Six Email Worst-Practices: How to Send Your Emails to Your Customer’s Trash
You’ve Got (Tons of) Mail
More than 205 billion emails are sent out every day; email is the glue that helps clever marketing stick. Some 72% of US adults say they prefer that companies communicate with them through email, and 91% say they’d like to receive promotional emails from the companies they do business with. And companies oblige: 73% of them agree that email is a core part of their marketing efforts, while 25% rate it as their top channel for ROI.
But many otherwise-savvy marketers are misusing email, turning to tactics that annoy and infuriate customers. Avoid these six faux pas to ensure you don’t annoy your way into the Trash folder.
1. Blast the E-Blast
“E-blast: A ridiculous non-word made up by marketing people who think the term ‘e-mail’ is inadequate to describe the explosive excitement of their mass e-mails.” —Someone named Sarah N., April 22, 2008
Gone are the days of a one-size-fits-all approach to email. Crafting one message and shooting it off to your entire list each week in hopes it’ll resonate with the multiple personalities you provide services to just won’t work anymore. Few things in life are more irritating than receiving a batch email, only to realize any prior communication with the company has meant nothing—you’re just an entry on a spreadsheet.
Customers who sense you don’t care will delete, ignore, or—worse still—unsubscribe.
And the negative connotations the term holds make us marketers wary of it, too. E-blasts cut a little too close to our collective insecurities in the marketing industry. They imply we’re launching a bunch of spam-filled emails across an unsuspecting list of contacts. I’ll skip shifting into email marketing therapist mode, but I’m confident I’m not the first marketer who’s taken serious offense at the notion that someone, at one point, thought I sounded even the slightest bit spammy.

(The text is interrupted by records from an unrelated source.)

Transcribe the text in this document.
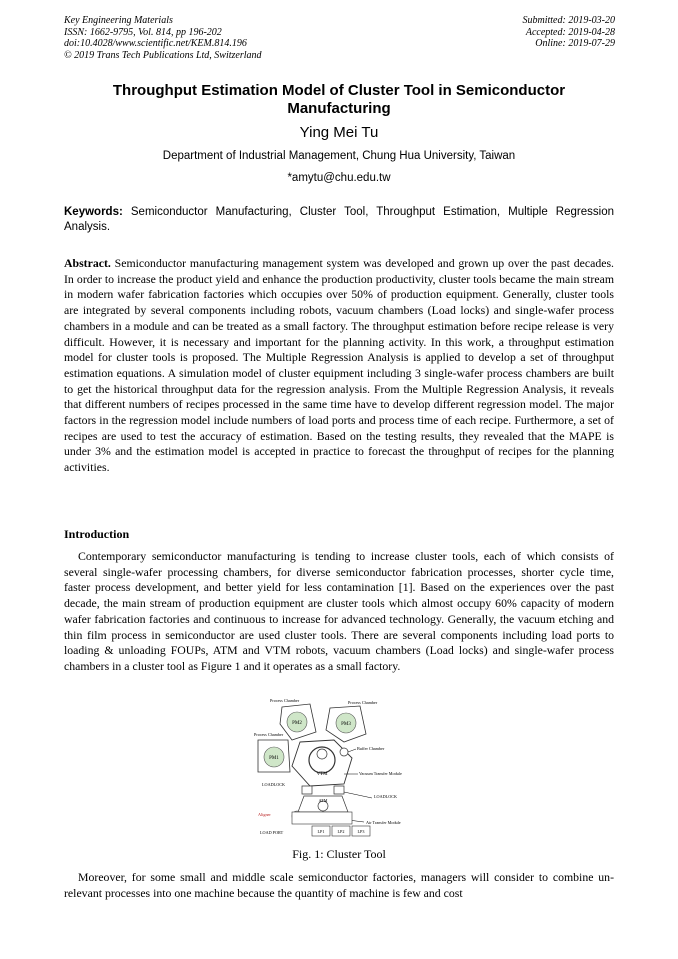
Key Engineering Materials
ISSN: 1662-9795, Vol. 814, pp 196-202
doi:10.4028/www.scientific.net/KEM.814.196
© 2019 Trans Tech Publications Ltd, Switzerland
Submitted: 2019-03-20
Accepted: 2019-04-28
Online: 2019-07-29
Throughput Estimation Model of Cluster Tool in Semiconductor Manufacturing
Ying Mei Tu
Department of Industrial Management, Chung Hua University, Taiwan
*amytu@chu.edu.tw
Keywords: Semiconductor Manufacturing, Cluster Tool, Throughput Estimation, Multiple Regression Analysis.
Abstract. Semiconductor manufacturing management system was developed and grown up over the past decades. In order to increase the product yield and enhance the production productivity, cluster tools became the main stream in modern wafer fabrication factories which occupies over 50% of production equipment. Generally, cluster tools are integrated by several components including robots, vacuum chambers (Load locks) and single-wafer process chambers in a module and can be treated as a small factory. The throughput estimation before recipe release is very difficult. However, it is necessary and important for the planning activity. In this work, a throughput estimation model for cluster tools is proposed. The Multiple Regression Analysis is applied to develop a set of throughput estimation equations. A simulation model of cluster equipment including 3 single-wafer process chambers are built to get the historical throughput data for the regression analysis. From the Multiple Regression Analysis, it reveals that different numbers of recipes processed in the same time have to develop different regression model. The major factors in the regression model include numbers of load ports and process time of each recipe. Furthermore, a set of recipes are used to test the accuracy of estimation. Based on the testing results, they revealed that the MAPE is under 3% and the estimation model is accepted in practice to forecast the throughput of recipes for the planning activities.
Introduction
Contemporary semiconductor manufacturing is tending to increase cluster tools, each of which consists of several single-wafer processing chambers, for diverse semiconductor fabrication processes, shorter cycle time, faster process development, and better yield for less contamination [1]. Based on the experiences over the past decade, the main stream of production equipment are cluster tools which almost occupy 60% capacity of modern wafer fabrication factories and continuous to increase for advanced technology. Generally, the vacuum etching and thin film process in semiconductor are used cluster tools. There are several components including load ports to loading & unloading FOUPs, ATM and VTM robots, vacuum chambers (Load locks) and single-wafer process chambers in a cluster tool as Figure 1 and it operates as a small factory.
Process Chamber	Process Chamber
Process Chamber
PM2	PM3
PM1
VTM
Buffer Chamber
Vacuum Transfer Module
LOADLOCK
LOADLOCK
ATM
Aligner
Air Transfer Module
LOAD PORT	LP1	LP2	LP3
Fig. 1: Cluster Tool
Moreover, for some small and middle scale semiconductor factories, managers will consider to combine un-relevant processes into one machine because the quantity of machine is few and cost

What to do instead: We want our emails to be strategic, targeted, and personalized. We want our marketing to come off as genuine and authentic, not spammy. And, most important, our emails should be useful. Craft strong messages, with quality content, that will provide real value to your readers. Make your readers the hero of their own story. That doesn’t mean you have to craft individual messages. That’d be awesome, but time and money are finite resources. Elegantly timed trigger emails with delectable value props should be your focus. Send the right email, at the right time, for the right reason.
2. Short-Sighted Segmentation
In a micro-fragmenting ecosystem of consumer engagement, contacts have been trained to expect segmentation. Segmentation makes it easier to send content people care about—and only the content they care about. If you’re not segmenting by gender, location, age group, and the like, it’s no wonder your open rates could use improvement.
But that’s just the tip of the segmentation iceberg.
When MailChimp stats were measured across segmented campaigns, open rates were 14.13% higher than for non-segmented lists. Clicks were 63.03% higher, and abuse reports were 6.36% lower.
What to do instead: Group your audience by buying behaviors; use dynamic content; allow subscribers to let you know which topics pique their interests. Know your buyer personas, then identify your ideal consumer as individual personas. Then, break down your groups to drive a more relevant message. Relevance ramps up revenue.
3. Dear <first_name>,
“Dear <first_name>,” is not personalized content.
A slim 18% of consumers say they trust business leaders today. At its core, business is human. It’s a person talking to a person about a product or service. No business sells to another business, per se; we sell to another human who happens to work for another business. People want to do business with those with whom they can relate. They want to buy from people who have been in their shoes, and they have found the hidden key to success (your product). And they want to know that they’re important to you and that you can give them real value through resources, not just blanket offers across your customer list.
What to do instead: Netflix knows what kind of shows you’re going to watch next. Pandora plays obscure, sub-genre music you’d never have known you loved—predictively, all based on your playlist. Facebook feeds your News Feed with relevant content, custom-tailored just for you.
Personalized content helps customers relate with you, then allows them to create their own journey toward purchase. Injecting a reader’s name into the design, segmenting based on location, or creating real-time personalization by using content for specific variables such as weather, offers up the most relevant messages to your contacts and drives big results.
4. From: joe@company.com “Hey, I’m Joe. Nice to talk to you. My name’s Joe.”
So, you’re at a party and you have this conversation:
Person 1: Hey man, I’m Joe
Person 2: Hey Joe, nice to meet you, I’m Dan.
P 1: Do you work around here?
P 2: Yeah, right on the Circle, actually.
P 1: Sweet! I’m right down the block off Market. Well, I’m going to go say hi to the host.
P 2: Right on, man, catch you around!
P 1: You too. My name’s Joe.
P 2: …?
It looks and sounds just as vacuous as in your email signature:
P.S. Just in case you’re totally oblivious to how email works, here’s my email address at the bottom of my email from the email address you just received this email from.
Thanks,
Captain Redundant
What to do instead: Keep your signature tight! Stick to relevant and useful information, and cut your email address.